International humanitarian agency Oxfam has doubled its cholera response since the first cases were confirmed in October in Haiti. Oxfam’s water, sanitation, and hygiene education programs have reached more than 700,000 people in the capital Port-au-Prince, Artibonite in central Haiti, and Cap Haitien in northern Haiti.
“We are still coming across small villages where people are begging us to help stop this disease. There is not a single toilet or latrine in many of these rural villages. People are desperate to learn the basic hygiene measures that will keep their families safe,” said Paula Brennan, cholera response manager for Oxfam in Artibonite, Haiti.
“This national spread of this outbreak is a direct result of the abysmal sanitation infrastructure throughout Haiti that was a serious problem long before January’s earthquake. If all of us – the government of Haiti, aid agencies, donors – do not take this crucial opportunity to work together to truly ‘build back better,’ people will continue to die from preventable waterborne diseases,” said Roland Van Hauwermeiren, country director for Oxfam in Haiti.

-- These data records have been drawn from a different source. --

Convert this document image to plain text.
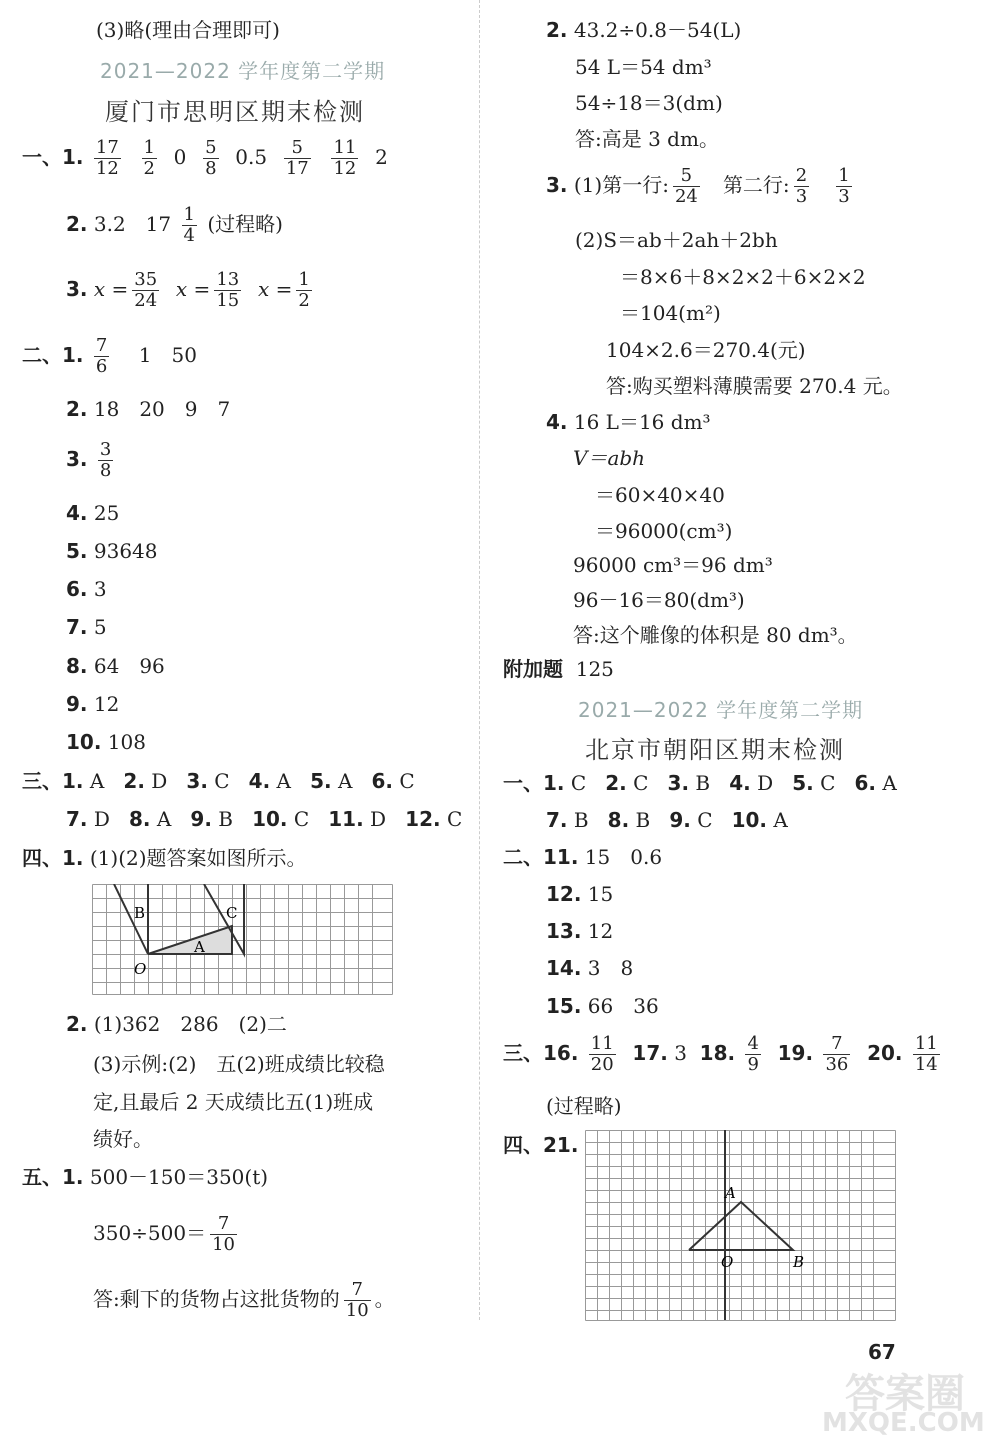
(3)略(理由合理即可)
2021—2022 学年度第二学期
厦门市思明区期末检测
一、1. $\frac{17}{12}$
$\frac{1}{2} 0 \frac{5}{8} 0.5 \frac{5}{17}$
$\frac{11}{12} 2$
2. 3.2　$17 \frac{1}{4}$ (过程略)
3. $x = \frac{35}{24}$ $x = \frac{13}{15}$ $x = \frac{1}{2}$
二、1. $\frac{7}{6} 1$　50
2. 18　20　9　7
3. $\frac{3}{8}$
4. 25
5. 93648
6. 3
7. 5
8. 64　96
9. 12
10. 108
三、1. A 2. D 3. C 4. A 5. A 6. C
7. D 8. A 9. B 10. C 11. D 12. C
四、1. (1)(2)题答案如图所示。
B	C
A
O
2. (1)362　286　(2)二
(3)示例:(2)　五(2)班成绩比较稳
定,且最后 2 天成绩比五(1)班成
绩好。
五、1. 500－150＝350(t)
$350\div 500= \frac{7}{10}$
答:剩下的货物占这批货物的 $\frac{7}{10}$ 。
2. 43.2÷0.8－54(L)
54 L＝54 dm³
54÷18＝3(dm)
答:高是 3 dm。
3. (1)第一行: $\frac{5}{24}$ 第二行: $\frac{2}{3}$
$\frac{1}{3}$
(2)S＝ab＋2ah＋2bh
＝8×6＋8×2×2＋6×2×2
＝104(m²)
104×2.6＝270.4(元)
答:购买塑料薄膜需要 270.4 元。
4. 16 L＝16 dm³
V＝abh
＝60×40×40
＝96000(cm³)
96000 cm³＝96 dm³
96－16＝80(dm³)
答:这个雕像的体积是 80 dm³。
附加题 125
2021—2022 学年度第二学期
北京市朝阳区期末检测
一、1. C 2. C 3. B 4. D 5. C 6. A
7. B 8. B 9. C 10. A
二、11. 15　0.6
12. 15
13. 12
14. 3　8
15. 66　36
三、16. $\frac{11}{20} 17$. 3 18. $\frac{4}{9} 19$. $\frac{7}{36} 20$. $\frac{11}{14}$
(过程略)
四、21.
A
O	B
67
答案圈
MXQE.COM
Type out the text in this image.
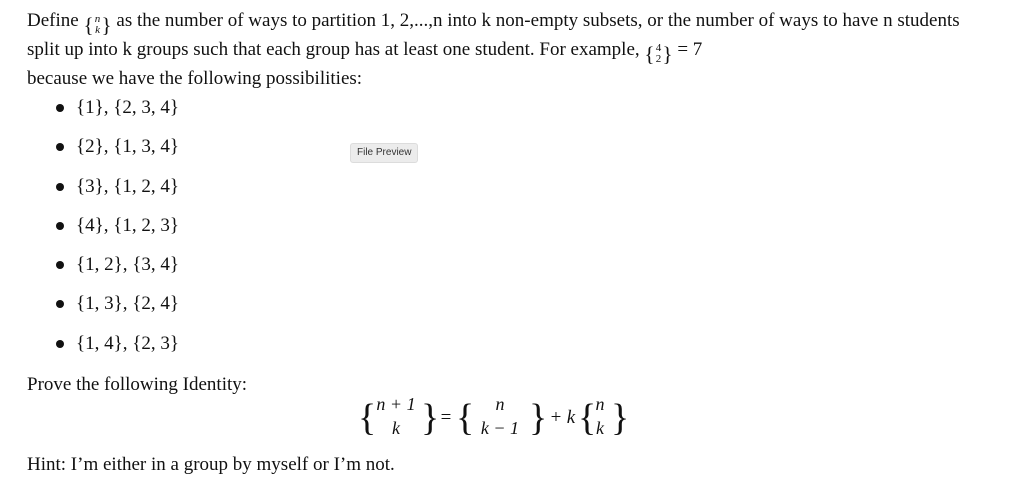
Define { n
k } as the number of ways to partition 1, 2,...,n into k non-empty subsets, or the number of ways to have n students split up into k groups such that each group has at least one student. For example, { 4
2 } = 7
because we have the following possibilities:
{1}, {2, 3, 4}
{2}, {1, 3, 4}
{3}, {1, 2, 4}
{4}, {1, 2, 3}
{1, 2}, {3, 4}
{1, 3}, {2, 4}
{1, 4}, {2, 3}
File Preview
Prove the following Identity:
{ n + 1
k } = { n
k − 1 } + k { n
k }
Hint: I’m either in a group by myself or I’m not.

In response to the January 12 earthquake, Oxfam has provided 450,000 people with clean water, latrines, and hygiene education to prevent the spread of disease, plastic sheeting for shelter, and grants for small businesses to help people restore their incomes. With the outbreak of cholera outside of the earthquake-affected zone of Port-au-Prince, Oxfam is now running two simultaneous emergency response programs – one for earthquake victims and one for people affected by cholera.
Oxfam’s most recent cholera response program, mounted over the weekend in northern Cap Haitien for 300,000 people, has temporarily ceased operation since Monday morning, due to violent protests that have blocked movement in the city. Oxfam staff are on standby to resume operations as soon as possible.